Preserving Hansa Haus flavor Building: First Maryland Bancorp acquires the neo-Hanseatic structure in downtown Baltimore and plans to restore it by the middle of next year.

Urban Landscape

November 19, 1998|By Edward Gunts HTC | Edward Gunts HTC,SUN STAFF

HANSA HAUS, A neo-Hanseatic building that housed th German consulate in Baltimore, is the latest Charles Street landmark to be targeted for restoration.

Representatives of First Maryland Bancorp announced this week that the bank holding company acquired the building this year and plans to restore it by mid-1999.

A half-block north of First Maryland's headquarters at 25 S. Charles St., the building will house offices of First Maryland Brokerage Co., a subsidiary retail operation that sells stocks, bonds, options, mutual funds and annuities to the public.

First Maryland, the holding company for First National Bank of Maryland and others, plans to invest more than $1 million for the acquisition and restoration of the building. Ziger/Snead Inc. of Baltimore is the architect hired to design improvements to the interior and exterior. Preliminary work has begun.

"Rather than demolish the building and begin new construction, we will preserve the Germanic style of architecture through rehabilitation as a way to support the 'second Renaissance' and redevelopment of the city," said Mark A. Mullican, president of the brokerage. "As a member of the Baltimore business community for nearly 200 years, First Maryland feels it is important to preserve the ethnic heritage of the building."

Hansa Haus was built in 1912 for North German Lloyd Steamship Co., whose vessels brought to Baltimore thousands of Germans who helped shape the city. At the time, Redwood Street was called German Street.
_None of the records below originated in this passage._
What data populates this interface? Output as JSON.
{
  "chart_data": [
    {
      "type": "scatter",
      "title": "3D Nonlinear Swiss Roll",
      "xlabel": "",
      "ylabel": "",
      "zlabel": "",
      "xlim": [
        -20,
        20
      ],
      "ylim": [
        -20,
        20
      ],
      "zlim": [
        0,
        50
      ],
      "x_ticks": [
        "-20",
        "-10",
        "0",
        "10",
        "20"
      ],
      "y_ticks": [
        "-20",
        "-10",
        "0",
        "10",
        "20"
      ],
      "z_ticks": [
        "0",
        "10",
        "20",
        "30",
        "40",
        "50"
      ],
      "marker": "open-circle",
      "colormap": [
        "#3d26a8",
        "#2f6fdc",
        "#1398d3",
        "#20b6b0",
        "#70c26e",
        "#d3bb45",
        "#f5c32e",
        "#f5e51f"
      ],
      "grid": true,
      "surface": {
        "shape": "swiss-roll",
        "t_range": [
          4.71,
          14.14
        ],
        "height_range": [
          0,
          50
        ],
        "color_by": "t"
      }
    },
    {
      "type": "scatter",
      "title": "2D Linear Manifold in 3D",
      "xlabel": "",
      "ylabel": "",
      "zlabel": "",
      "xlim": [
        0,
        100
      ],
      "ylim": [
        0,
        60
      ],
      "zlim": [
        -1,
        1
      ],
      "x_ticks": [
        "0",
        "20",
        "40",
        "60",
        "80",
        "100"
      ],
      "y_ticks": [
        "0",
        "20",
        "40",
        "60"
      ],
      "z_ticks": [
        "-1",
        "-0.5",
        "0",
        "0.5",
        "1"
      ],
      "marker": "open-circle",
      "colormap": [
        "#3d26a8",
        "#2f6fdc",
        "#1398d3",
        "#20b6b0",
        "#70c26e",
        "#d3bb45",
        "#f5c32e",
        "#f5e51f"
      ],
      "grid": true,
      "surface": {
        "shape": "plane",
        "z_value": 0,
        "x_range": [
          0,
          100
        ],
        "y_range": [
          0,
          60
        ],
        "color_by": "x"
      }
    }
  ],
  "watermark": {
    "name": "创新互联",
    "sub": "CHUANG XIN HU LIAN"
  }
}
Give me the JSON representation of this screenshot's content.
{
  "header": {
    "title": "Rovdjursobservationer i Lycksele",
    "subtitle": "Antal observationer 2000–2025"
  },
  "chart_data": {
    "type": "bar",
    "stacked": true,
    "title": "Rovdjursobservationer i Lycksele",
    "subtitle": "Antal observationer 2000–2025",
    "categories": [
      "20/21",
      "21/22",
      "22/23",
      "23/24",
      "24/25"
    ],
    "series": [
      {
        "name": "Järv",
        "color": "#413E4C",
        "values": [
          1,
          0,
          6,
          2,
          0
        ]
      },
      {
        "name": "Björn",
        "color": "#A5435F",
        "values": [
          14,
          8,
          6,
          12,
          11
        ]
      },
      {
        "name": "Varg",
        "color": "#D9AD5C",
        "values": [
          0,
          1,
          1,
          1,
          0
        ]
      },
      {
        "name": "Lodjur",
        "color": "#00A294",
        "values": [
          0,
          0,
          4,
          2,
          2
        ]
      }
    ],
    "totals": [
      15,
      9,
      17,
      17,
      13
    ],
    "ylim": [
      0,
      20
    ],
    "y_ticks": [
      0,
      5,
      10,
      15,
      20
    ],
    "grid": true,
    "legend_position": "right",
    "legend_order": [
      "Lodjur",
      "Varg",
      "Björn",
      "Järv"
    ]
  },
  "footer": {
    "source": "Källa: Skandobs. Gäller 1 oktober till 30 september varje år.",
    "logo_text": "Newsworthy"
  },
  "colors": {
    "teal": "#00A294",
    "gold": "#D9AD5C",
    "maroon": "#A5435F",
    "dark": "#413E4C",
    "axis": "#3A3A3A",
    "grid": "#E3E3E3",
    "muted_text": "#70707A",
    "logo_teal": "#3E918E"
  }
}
The Hansa Haus' design was inspired by German buildings at the 1900 Paris Exposition and elsewhere, including burghers' houses with finely detailed brick, decorative tile work and distinctive rooflines.

The original architect was Parker, Thomas & Rice, the firm that designed the Belvedere Hotel at Charles and Chase streets and the former Odorite building at Mount Royal and Maryland avenues.

Hansa Haus has had various occupants, including the German consulate, a W. Bell & Co. retail outlet, and Tres Bon Bakery Cafe. Vacant for nearly four years, it has stood as a symbol of Baltimore's role as a magnet for thousands of European immigrants.

With assets of $17.3 billion Sept. 30, First Maryland also is the holding company for Dauphin Deposit Bank and Trust Co. and The York Bank.

Its announcement of plans to restore the Hansa Haus at 11 S. Charles St. comes less than a week after the Johns Hopkins University signed a lease to move its Downtown Center to the former Hamburger's building at Charles and Fayette streets.

In addition, William C. Smith Co. plans to renovate the former Masonic Temple at 223-225 N. Charles St., and Chevy Chase Bank has restored the former Alex. Brown & Sons headquarters at Calvert and Baltimore streets.

Mullican said the brokerage occupies offices on the 12th floor of First Maryland's headquarters and had been looking for a location that would give it more of a retail presence.

Hansa Haus "gives us much more visibility than our current Charles Street location and enables us to foster a more convenient relationship with our customers," he said.

Interior renovations will include completely updated mechanical and electrical systems and new facilities such as restrooms, kitchenettes and work areas.

The first floor will have a reception area, a trading lobby, broker work stations and meeting rooms. The space will be open to the public and feature monitors running stock market news and computer terminals on which clients can check accounts. The second floor will contain offices and work stations. About 25 to 30 brokerage employees will work there.

Design team members include Jamie Snead, Steve Ziger, James Miller and Nils Eddy.

In keeping with the Downtown Baltimore Beautification Program, Miller said, the designers' exterior improvement plans are aimed at cleaning the building and giving it a "handsome new presence" by repainting the facades, providing new signs and lights, hanging banners or flags on existing poles, restoring ornamental plaques, creating new sidewalks and providing new plants.

"We hope that these outside modifications, coupled with the interior view into the new brokerage lobby, will once again draw people's attention to one of downtown's most unique structures," he said.